Loan modification or loan workout as sometimes commonly called, is a change in the terms of a mortgage agreed upon by the lender. The successful outcome though such adjustments is the avoidance of possible foreclosure through lower mortgage payments. The lender meets with the owner to reach an agreement in determining what loan terms can be changed for the benefit of both parties. The hope is that individuals will be able to pay a smaller monthly payment based on their current income.

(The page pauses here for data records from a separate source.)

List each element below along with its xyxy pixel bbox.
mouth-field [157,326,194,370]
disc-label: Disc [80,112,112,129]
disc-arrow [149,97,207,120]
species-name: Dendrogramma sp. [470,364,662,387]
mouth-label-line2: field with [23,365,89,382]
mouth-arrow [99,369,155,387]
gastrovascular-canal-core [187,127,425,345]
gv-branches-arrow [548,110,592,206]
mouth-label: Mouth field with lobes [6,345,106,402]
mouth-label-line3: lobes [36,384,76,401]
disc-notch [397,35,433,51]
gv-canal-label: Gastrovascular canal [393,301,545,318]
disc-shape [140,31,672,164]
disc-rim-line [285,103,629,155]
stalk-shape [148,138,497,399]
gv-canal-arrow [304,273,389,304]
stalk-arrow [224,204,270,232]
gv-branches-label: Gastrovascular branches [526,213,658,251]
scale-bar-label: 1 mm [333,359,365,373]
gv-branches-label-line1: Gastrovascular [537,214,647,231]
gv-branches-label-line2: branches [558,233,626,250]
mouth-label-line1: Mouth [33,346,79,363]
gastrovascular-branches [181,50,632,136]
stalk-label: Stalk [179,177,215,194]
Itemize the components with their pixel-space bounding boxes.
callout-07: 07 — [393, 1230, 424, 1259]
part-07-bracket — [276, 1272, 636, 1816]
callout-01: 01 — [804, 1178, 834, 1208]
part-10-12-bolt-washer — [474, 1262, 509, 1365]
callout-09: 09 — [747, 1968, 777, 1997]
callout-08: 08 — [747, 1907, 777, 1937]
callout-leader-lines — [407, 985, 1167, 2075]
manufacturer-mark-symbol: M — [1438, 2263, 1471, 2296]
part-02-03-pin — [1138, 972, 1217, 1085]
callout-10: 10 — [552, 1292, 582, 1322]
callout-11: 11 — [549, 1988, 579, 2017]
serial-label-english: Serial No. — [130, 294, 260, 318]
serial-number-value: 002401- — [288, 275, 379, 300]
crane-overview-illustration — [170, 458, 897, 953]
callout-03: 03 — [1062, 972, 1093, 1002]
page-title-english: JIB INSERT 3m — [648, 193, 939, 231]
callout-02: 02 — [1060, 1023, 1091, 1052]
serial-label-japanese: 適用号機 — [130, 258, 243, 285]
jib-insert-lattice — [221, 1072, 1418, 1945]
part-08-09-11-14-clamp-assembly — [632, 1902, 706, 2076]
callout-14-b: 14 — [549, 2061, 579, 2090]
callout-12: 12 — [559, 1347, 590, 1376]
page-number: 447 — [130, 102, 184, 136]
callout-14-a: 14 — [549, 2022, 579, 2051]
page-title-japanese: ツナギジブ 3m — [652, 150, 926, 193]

Lenders have the ability to deny any modifications, but are usually motivated by revenue to recommend better options to the homeowner. When an individual continues to make payments at a reduced rate, the financial institution accrues more income than if they had to foreclose on the property. Some lenders are mandated into appropriate modifications through federal programs available in low-income states. Mortgages are improved in a number of ways that comprise of reductions in interest rates, principals and late fees. The loan can also be extended for six months or more with a monthly payment cap based on the homeowner’s family income. Forbearance programs are offered for those who just need a few months to get back on their feet.

Lenders have the ability to defer payments for an agreed upon amount of time. Approval is dependent on the nature of hardship that caused the problem. The recent economy has brought upon the stress of employment loss. People may get laid off and lose their regular income at no fault of their own. Finding work is difficult with everyone vying for the same jobs. An accident could leave the sole income provider with unexpected medical bills or the inability to work. Other factors that determine alterations to loans may be the property equity, amount owed and financial future situation.

Many homeowners now have the option of utilizing HAMP or the Home Affordable Modification Program. Borrowers can submit an application even if they are in default, bankruptcy or foreclosure. The process is very simple and begins with a modification affirmation. The borrower then provides tax returns and proof of gross monthly income. Once the documents are collected they should be submitted to the lender for approval.

With the housing crisis upon us, banks lose money if they have to foreclose on a property that is worth less than the borrower owes. The HAMP program helps provide the relief sought out by struggling property owners so they can stay in their homes.